Es gibt diesen einen Moment am Sonntagmorgen, der sich von allen anderen unterscheidet. Der Wecker hat noch nicht geklingelt, das Haus ist still, und aus der Küche zieht ein Duft herauf, der sich tief in die Kindheitserinnerungen eingräbt — frisch gebackenes Brot. Bei meiner Oma war es immer ein Roggenlaib, dunkel, mit knuspriger Kruste und einem Inneren, das so saftig und aromatisch war, dass man einfach kein Ende fand. Jahre später habe ich angefangen, selbst zu backen, und nach vielen, wirklich vielen misslungenen Versuchen bin ich bei diesem Rezept gelandet. Es ist das Rezept, das ich heute mit dir teilen möchte — mein persönliches Roggen-Sauerteig Brot, das mich jedes Mal wieder an diesen Sonntagmorgen bei Oma erinnert.
Das Schöne an diesem Brot ist, dass es kein übermäßiges Handwerk braucht. Du brauchst keine professionelle Bäckerausbildung, keine teure Ausstattung und keine Geheimzutaten. Was du brauchst, ist etwas Geduld, ein bisschen Liebe und — den eigens angesetzten Sauerteig. Ja, der Sauerteig ist der Herzschlag dieses Brotes. Er gibt ihm das unverwechselbare, leicht säuerliche Aroma, die tolle Porung und die Haltbarkeit, die industriell hergestellte Brote nie erreichen können. Wenn du deinen eigenen Sauerteigstarter noch nicht hast, lege ihn jetzt an — es lohnt sich, versprochen.
Ich backe dieses Brot mindestens einmal die Woche, manchmal sogar zweimal. Meine Familie liebt es zum Frühstück mit Butter und einem Hauch Fleur de Sel, zum Abendessen zu einem guten Käse, und eigentlich immer und überall. Einmal gebacken und richtig abgekühlt, hält es sich locker drei bis vier Tage frisch — sofern es so lange überlebt, was bei uns selten vorkommt.

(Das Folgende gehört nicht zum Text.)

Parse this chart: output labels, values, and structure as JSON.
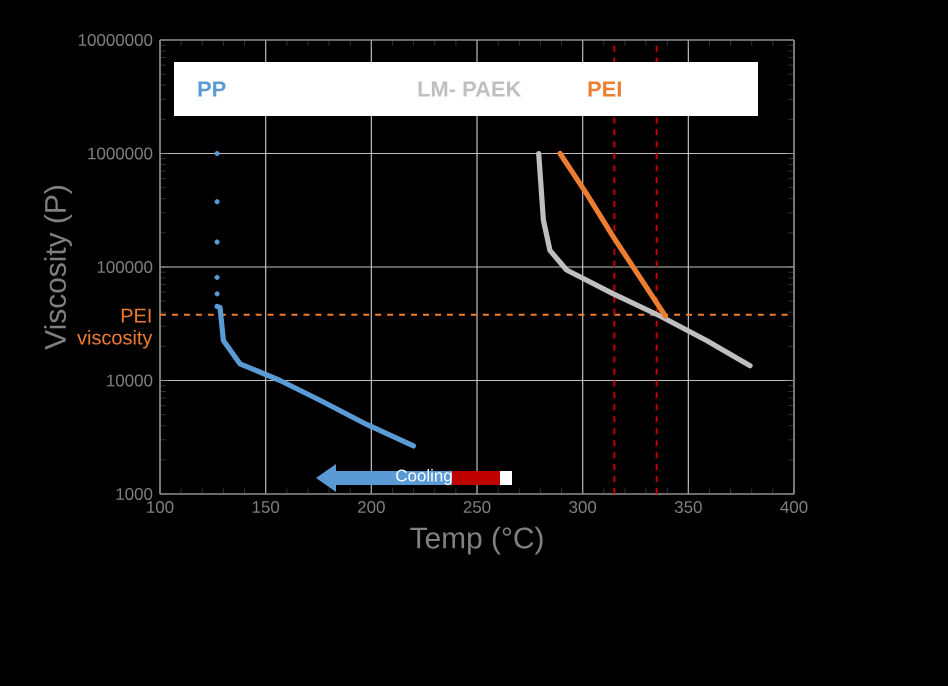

Warum dieses Rezept besonders ist
Was dieses Rezept von einfachem Hefebrot unterscheidet, ist die Kombination aus selbst angesetztem Sauerteig und einer kleinen Menge frischer Hefe. Der Sauerteig bringt Tiefe, Aroma und eine natürliche Säure mit — er macht das Brot bekömmlicher und verleiht ihm den charakteristischen Geschmack, den wir alle aus der Bäckerei kennen und lieben. Die Hefe sorgt zusätzlich dafür, dass der Teig zuverlässig aufgeht, was gerade für Einsteiger ins Brotbacken eine enorme Erleichterung ist. Dazu kommt das Backen mit einem Wasserbad im Ofen: Der entstehende Dampf sorgt in den ersten Minuten dafür, dass die Kruste nicht zu früh fest wird, das Brot schön aufgehen kann und am Ende eine sensationell knusprige, glänzende Außenhaut entwickelt. Wer einen Pizzastein besitzt, der hat hier einen echten Vorteil — die gleichmäßige, intensive Unterhitze macht einen spürbaren Unterschied in der Kruste.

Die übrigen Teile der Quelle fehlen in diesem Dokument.